CHAPITRE 5 Lundi 10 janvier 1977

12 1 2
                                    

- Edward ? Est-ce que tout va bien ?

Le son de la voix de ma professeure m'avait ramené à la vie réelle. Quand je regarde autour de moi, tout les autres sont déjà sorti de la classe pour aller jouer dans la récréation. J'ai toujours dans la main le crayon avec lequel je gribouillais jusque-là machinalement sur un carnet devant moi. Evidement, je ne vais pas bien. Depuis que maman n'est plus là, c'est la catastrophe à la maison.

Wayne maintient papa à bout de bras, papa maintient sa bouteille a bout de bras, et moi je maintiens mon enfance à bout de bras. Les moqueries à l'école se sont amoindries, cela étant dit. La plupart des autres ont été prévenu par notre professeure et lorsque je suis revenu, une carte signée de la part de ma classe m'attendais sur le bureau. J'avais apprécié le geste, mais il n'avait pas amoindri ma peine, ni celle de ma famille.

Heureusement la famille Flowers prenait soin de moi. Ils m'emmenaient et me récupéraient en même temps que Jeff à l'école et faisaient toujours en sorte de ramener de la nourriture à la maison. La mère de Jeff aidait Wayne à faire le ménage dans la maison et son père, lui, me faisait faire un peu de boxe de temps en temps dans un vieux sac de frappe qui trainait dans le garage. Il disait que j'avais besoin de me défouler et d'évacuer la haine.

Selon les autres, ce n'était pas normal de ne pas pleurer, de ne pas la réclamer. A mon âge, selon eux, je ne pouvais pas comprendre et accepter la situation. C'était le cas pourtant. Maman m'avait préparé à son absence. Elle ne voulait pas me laisser candide dans un monde où elle ne serait pas là pour me protéger alors elle m'avait fait comprendre ce qui allait arriver et ce que ça impliquait.

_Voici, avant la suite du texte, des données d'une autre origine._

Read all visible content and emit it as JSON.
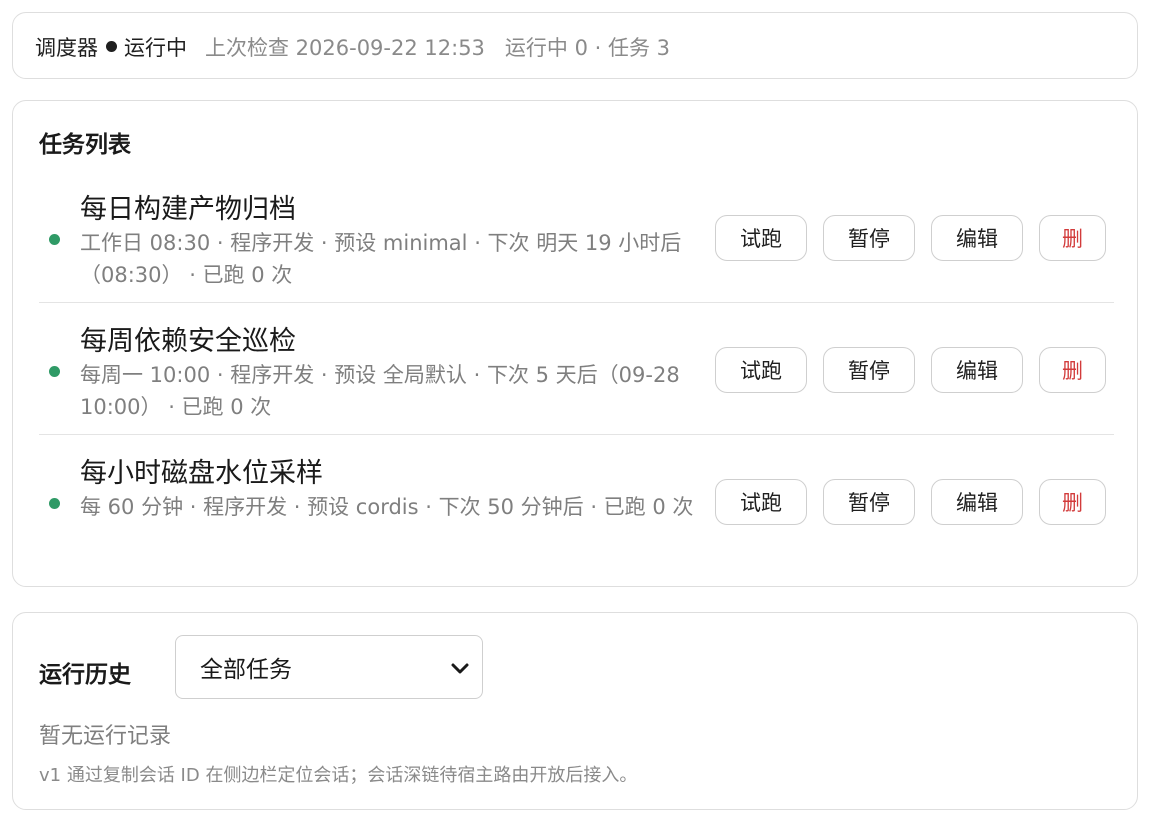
{
  "status": {
    "name": "调度器",
    "state": "运行中",
    "last_check": "上次检查 2026-09-22 12:53",
    "counts": "运行中 0 · 任务 3"
  },
  "tasks_section": {
    "title": "任务列表",
    "tasks": [
      {
        "title": "每日构建产物归档",
        "meta": "工作日 08:30 · 程序开发 · 预设 minimal · 下次 明天 19 小时后（08:30） · 已跑 0 次",
        "status_color": "#2f9a66"
      },
      {
        "title": "每周依赖安全巡检",
        "meta": "每周一 10:00 · 程序开发 · 预设 全局默认 · 下次 5 天后（09-28 10:00） · 已跑 0 次",
        "status_color": "#2f9a66"
      },
      {
        "title": "每小时磁盘水位采样",
        "meta": "每 60 分钟 · 程序开发 · 预设 cordis · 下次 50 分钟后 · 已跑 0 次",
        "status_color": "#2f9a66"
      }
    ],
    "actions": {
      "trial_label": "试跑",
      "pause_label": "暂停",
      "edit_label": "编辑",
      "delete_label": "删"
    }
  },
  "history": {
    "title": "运行历史",
    "filter_selected": "全部任务",
    "empty_text": "暂无运行记录",
    "note": "v1 通过复制会话 ID 在侧边栏定位会话；会话深链待宿主路由开放后接入。"
  },
  "colors": {
    "status_green": "#2f9a66",
    "danger_red": "#d23b3b",
    "muted_text": "#7f7f7f",
    "border": "#dedede"
  },
  "icons": {
    "status_dot": "bullet-icon",
    "select_chevron": "chevron-down-icon"
  }
}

J'étais prêt à cette situation, et surtout je savais, du haut de mes 10 ans, que pleurer et crier n'y changerai rien. Mais quand même, frapper dans ce sac me faisait du bien, le père de Jeff avait raison. Il m'avait montré une ou deux techniques de défense, et comment mettre un beau crochet du droit à son adversaire (dans un cadre sportif, bien évidemment.)

Ces moments étaient presque agréables. Je me sentais comme tous les petits garçons de la ville et non plus comme celui qui était un « orphelin de mère » comme j'avais entendu la caissière de l'épicerie. J'aimais aussi l'idée d'apprendre à me défendre et défendre ma famille.

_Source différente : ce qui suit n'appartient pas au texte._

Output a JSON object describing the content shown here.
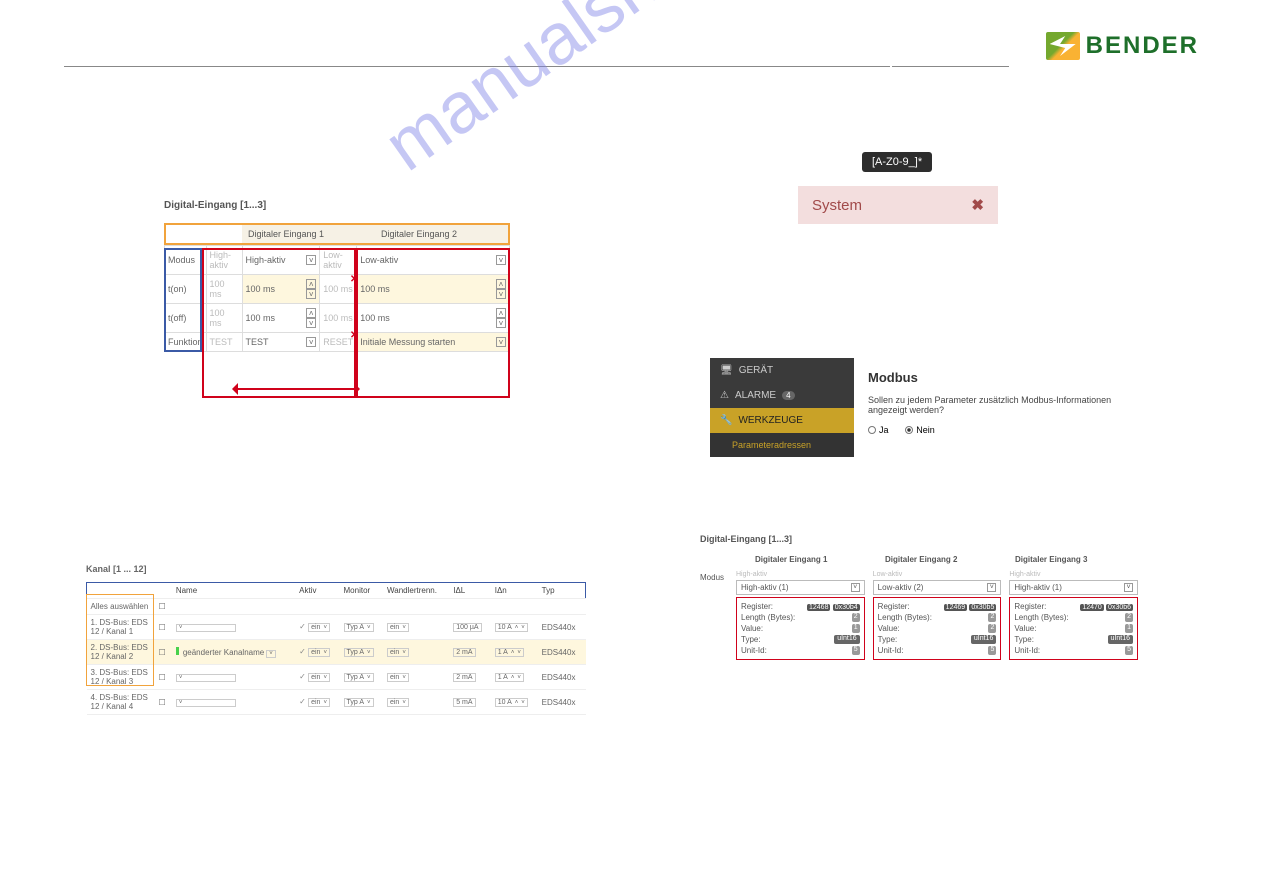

Dans d'autre circonstance, papa aimerai beaucoup ça. J'attends le bon moment avant de lui en parler. J'espère qu'il viendra assister à nos séances. Quand je serais prêt, je ferais en sorte qu'il soit fier de moi et de mes progrès en la matière. Je suis meilleur en guitare, cela dit.

***

Un après midi, alors que l'on attend que Mme Flowers vienne nous chercher avec Jeff, un petit groupe se dirige alors vers nous. Ils sont un peu plus âgés que lui, mais bien plus jeune que moi. Ils sont tout de même plutôt grand pour leur âge, et au vu du regard qu'ils jettent à Jeff, j'ai de sérieux doute sur le fait qu'ils soient amis. L'un d'eux, qui à l'air d'être le petit meneur, rigole fort et roule des épaules. Je mise mes deux mains que ce mec est un petit con arrogant.

- hahaha, ricane-t-il en pointant Jeff d'un mouvement de tête, Regardez-le, il a dit qu'il aimerait faire du basket quand il serait grand. Mon père dit qu'il aurai plus sa place dans un cirque. Alors Jeff, tu veux finir dans un cirque ? En tout cas, pas la peine de t'inscrire au basket.

- Bah tu peux dire à ton père d'aller se faire voir, je lui réponds instantanément.

Jeff, tout en baissant la tête, me serre le bras. Il aurait préféré que je me taise, je crois, mais je n'aimais pas l'injustice et si lui ne pouvait pas se défendre, alors c'était mon devoir de le faire à sa place. Après tout, c'est comme si l'on était de la même famille. Je le considère comme mon petit frère.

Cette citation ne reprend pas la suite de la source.